Bradley has long been known for using harsh language, and somewhat stronger methods, to counter his critics, so his disappearance from public view without so much as a goodbye caught even veteran Compton observers by surprise. This wouldn’t be so encumbering except that when the mayor vanished, he took with him the two members of his voting bloc, his aunt Delores Zurita and newcomer Amen Rahh. That left the council without a quorum or any power to act, and the Compton public without the opportunity to be heard.

It was, in fact, the public that drove Bradley out of council chambers on April 3, the date of the last meeting. With the election season at a fever pitch (Compton‘s primary is next Tuesday) and speculation mounting over various alleged Bradley improprieties — a publicly detailed sexual-harassment complaint being chief among them — council chambers had more than the usual number of people asking the mayor tough questions. Toward the end of the meeting, according to Yvonne Arceneaux, Bradley abruptly stood up, motioned to Zurita and left with her trailing close behind; Rahh followed suit a few minutes after. Then Tuesday’s meeting, the last one before the election, was canceled by the same council majority that staged the walkout. Arceneaux and others say it is clearly the mayor‘s intent to duck the tough questions until after the election. Determined to keep voices of dissent alive, she and Councilwoman Shaw hosted the town-hall meeting after Arceneaux got clearance from the City Attorney’s Office — despite attempts by the Bradley majority to block it. “This was a chance just to let people speak,” said Arceneaux, who is running for re-election. The councilwoman also noted that Channel 36, the local government channel, had blacked out the audience-comment portion of its broadcast of the April 3 meeting, making the town-hall event that much more needed.

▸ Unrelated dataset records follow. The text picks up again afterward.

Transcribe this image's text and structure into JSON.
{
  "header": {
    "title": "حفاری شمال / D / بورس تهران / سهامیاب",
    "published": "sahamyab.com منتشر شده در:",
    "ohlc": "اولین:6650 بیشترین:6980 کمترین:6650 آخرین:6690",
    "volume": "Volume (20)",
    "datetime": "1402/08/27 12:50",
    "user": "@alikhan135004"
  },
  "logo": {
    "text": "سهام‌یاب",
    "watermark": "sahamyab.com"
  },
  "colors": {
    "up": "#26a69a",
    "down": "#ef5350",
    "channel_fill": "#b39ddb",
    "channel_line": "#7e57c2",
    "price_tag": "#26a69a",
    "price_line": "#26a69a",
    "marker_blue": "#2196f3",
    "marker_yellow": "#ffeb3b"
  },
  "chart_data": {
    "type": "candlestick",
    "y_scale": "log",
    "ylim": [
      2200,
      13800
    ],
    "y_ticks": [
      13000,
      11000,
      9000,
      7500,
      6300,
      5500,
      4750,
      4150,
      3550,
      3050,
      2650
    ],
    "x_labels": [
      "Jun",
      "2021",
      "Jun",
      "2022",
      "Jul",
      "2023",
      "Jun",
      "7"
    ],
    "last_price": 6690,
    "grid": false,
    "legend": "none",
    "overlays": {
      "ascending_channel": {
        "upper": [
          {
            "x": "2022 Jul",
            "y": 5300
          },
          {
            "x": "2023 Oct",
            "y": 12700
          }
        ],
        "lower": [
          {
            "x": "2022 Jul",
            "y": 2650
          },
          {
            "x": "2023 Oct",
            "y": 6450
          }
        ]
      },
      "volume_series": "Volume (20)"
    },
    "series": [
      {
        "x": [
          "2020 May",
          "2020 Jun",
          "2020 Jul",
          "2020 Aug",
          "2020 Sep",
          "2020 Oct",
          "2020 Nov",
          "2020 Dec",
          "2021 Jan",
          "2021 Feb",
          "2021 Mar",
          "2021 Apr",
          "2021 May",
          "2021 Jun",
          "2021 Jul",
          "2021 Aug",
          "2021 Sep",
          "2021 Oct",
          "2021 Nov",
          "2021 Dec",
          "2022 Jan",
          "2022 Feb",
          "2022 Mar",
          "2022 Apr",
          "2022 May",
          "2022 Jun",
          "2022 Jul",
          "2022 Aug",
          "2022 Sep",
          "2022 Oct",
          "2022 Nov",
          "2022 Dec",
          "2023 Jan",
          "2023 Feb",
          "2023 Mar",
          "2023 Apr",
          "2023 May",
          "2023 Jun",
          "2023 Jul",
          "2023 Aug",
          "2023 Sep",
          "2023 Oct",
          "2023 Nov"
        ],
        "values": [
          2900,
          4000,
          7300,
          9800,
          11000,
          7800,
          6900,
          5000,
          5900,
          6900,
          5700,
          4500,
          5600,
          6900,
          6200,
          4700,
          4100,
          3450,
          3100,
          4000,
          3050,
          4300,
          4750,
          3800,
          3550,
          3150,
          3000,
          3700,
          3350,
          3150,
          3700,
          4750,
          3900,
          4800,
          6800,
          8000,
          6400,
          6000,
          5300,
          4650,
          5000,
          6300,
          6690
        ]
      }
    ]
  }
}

To a row of empty council seats the audience addressed concerns about everything from censorship to the efficacy of the Sheriff‘s deputies, newly signed on after Bradley led the dissolution last year of the Compton Police Department. (The cop presence at the meeting was formidable — a half-dozen deputies and several security guards, a response to fears of trouble from the Bradley camp.) People speculated about the Monday break-in at the Compton Bulletin, a local paper that issued a scathing editorial about Bradley only last week. The most impassioned comments came from Mae Thomas; she, like many who spoke, has been a Compton resident for more than 40 years. Thomas has lost two children to violence in the city, but she directed most of her anger and indignation at this year’s election shenanigans, to strong-arm tactics embodied by Bradley, and, especially, to fellow citizens who are thinking of sitting this election out. “Don‘t you have the courage to fight back?” Thomas shouted, to lively applause. “No way am I going to fear any man. Don’t let anyone stop you from doing what‘s right. The streets are beautiful, but don’t give credit to any one person. Tell your neighbors, your family, to vote!”

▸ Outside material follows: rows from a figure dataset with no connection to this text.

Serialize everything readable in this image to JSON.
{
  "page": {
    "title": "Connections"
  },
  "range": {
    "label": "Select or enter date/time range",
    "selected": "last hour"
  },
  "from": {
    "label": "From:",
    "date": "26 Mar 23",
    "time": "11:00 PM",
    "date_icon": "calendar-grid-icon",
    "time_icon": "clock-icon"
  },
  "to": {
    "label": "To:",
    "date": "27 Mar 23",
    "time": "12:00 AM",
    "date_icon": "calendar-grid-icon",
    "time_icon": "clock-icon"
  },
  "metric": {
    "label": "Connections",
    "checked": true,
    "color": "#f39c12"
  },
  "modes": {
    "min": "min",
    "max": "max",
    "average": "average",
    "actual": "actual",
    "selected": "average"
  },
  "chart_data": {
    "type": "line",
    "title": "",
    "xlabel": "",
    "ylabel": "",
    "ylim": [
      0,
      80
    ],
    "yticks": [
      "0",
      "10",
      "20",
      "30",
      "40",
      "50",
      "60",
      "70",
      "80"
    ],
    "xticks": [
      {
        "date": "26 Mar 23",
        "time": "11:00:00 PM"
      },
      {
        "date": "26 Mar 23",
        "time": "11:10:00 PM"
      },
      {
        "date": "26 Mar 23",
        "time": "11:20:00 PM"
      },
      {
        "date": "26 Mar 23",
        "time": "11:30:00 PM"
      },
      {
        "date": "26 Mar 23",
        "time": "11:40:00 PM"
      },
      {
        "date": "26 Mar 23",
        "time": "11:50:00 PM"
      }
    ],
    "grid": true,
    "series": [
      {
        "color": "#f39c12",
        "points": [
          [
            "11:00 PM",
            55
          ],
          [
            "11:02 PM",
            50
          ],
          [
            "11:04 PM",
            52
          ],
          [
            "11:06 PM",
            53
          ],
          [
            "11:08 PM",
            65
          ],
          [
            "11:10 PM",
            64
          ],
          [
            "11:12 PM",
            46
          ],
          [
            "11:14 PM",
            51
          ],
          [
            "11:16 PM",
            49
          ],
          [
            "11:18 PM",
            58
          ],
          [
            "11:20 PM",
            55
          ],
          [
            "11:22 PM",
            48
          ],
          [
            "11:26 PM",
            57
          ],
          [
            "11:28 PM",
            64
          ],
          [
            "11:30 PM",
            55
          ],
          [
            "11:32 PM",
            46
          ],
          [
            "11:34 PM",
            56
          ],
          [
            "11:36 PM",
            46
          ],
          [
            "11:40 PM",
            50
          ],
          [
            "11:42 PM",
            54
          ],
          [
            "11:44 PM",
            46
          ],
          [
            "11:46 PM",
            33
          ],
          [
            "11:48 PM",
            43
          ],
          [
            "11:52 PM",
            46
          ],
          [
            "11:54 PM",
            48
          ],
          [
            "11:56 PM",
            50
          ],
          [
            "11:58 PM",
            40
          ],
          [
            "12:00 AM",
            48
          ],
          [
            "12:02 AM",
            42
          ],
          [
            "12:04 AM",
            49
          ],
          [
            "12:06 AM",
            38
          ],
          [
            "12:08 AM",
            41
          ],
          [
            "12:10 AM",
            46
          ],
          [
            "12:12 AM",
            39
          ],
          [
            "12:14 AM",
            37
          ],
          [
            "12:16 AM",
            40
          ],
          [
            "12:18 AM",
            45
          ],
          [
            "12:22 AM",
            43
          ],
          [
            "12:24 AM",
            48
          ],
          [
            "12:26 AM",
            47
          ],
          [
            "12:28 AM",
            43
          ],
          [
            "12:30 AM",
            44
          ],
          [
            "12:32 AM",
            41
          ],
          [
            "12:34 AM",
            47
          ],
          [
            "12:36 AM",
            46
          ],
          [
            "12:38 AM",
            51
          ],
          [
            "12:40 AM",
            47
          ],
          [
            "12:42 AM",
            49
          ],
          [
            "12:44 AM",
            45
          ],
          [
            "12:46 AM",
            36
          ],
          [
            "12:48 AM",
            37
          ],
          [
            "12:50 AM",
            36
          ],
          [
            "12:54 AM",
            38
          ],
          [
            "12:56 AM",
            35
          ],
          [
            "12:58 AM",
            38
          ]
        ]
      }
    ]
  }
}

Thomas reflects a new boldness in Compton, a willingness to speak out where people once might have looked the other way. Papers that have generally avoided voicing opinions about Compton have broken their silence this year: The Long Beach Press-Telegram endorsed Eric Perrodin, not Bradley, as well as Arceneaux against her Bradley-backed opponent, Frank Wheaton; the Los Angeles Sentinel recently ran a story on its front page about allegations against Bradley. Thomas, in her remarks, also criticized another local paper, the Compton Journal, which gets city money and is generally considered a Bradley mouthpiece; the Journal published an endorsement by Maxine Waters of Bradley that Thomas said was merely another dirty trick. The Reverend B.T. Newman, a member of the reformist group Pastors for Compton, was glad about the meeting but wondered aloud about its real impact. “What is our purpose today?” he asked Arceneaux. “Is this cancellation, and this event, a normal proceeding?” In Compton, that‘s the million-dollar question to ask about everything.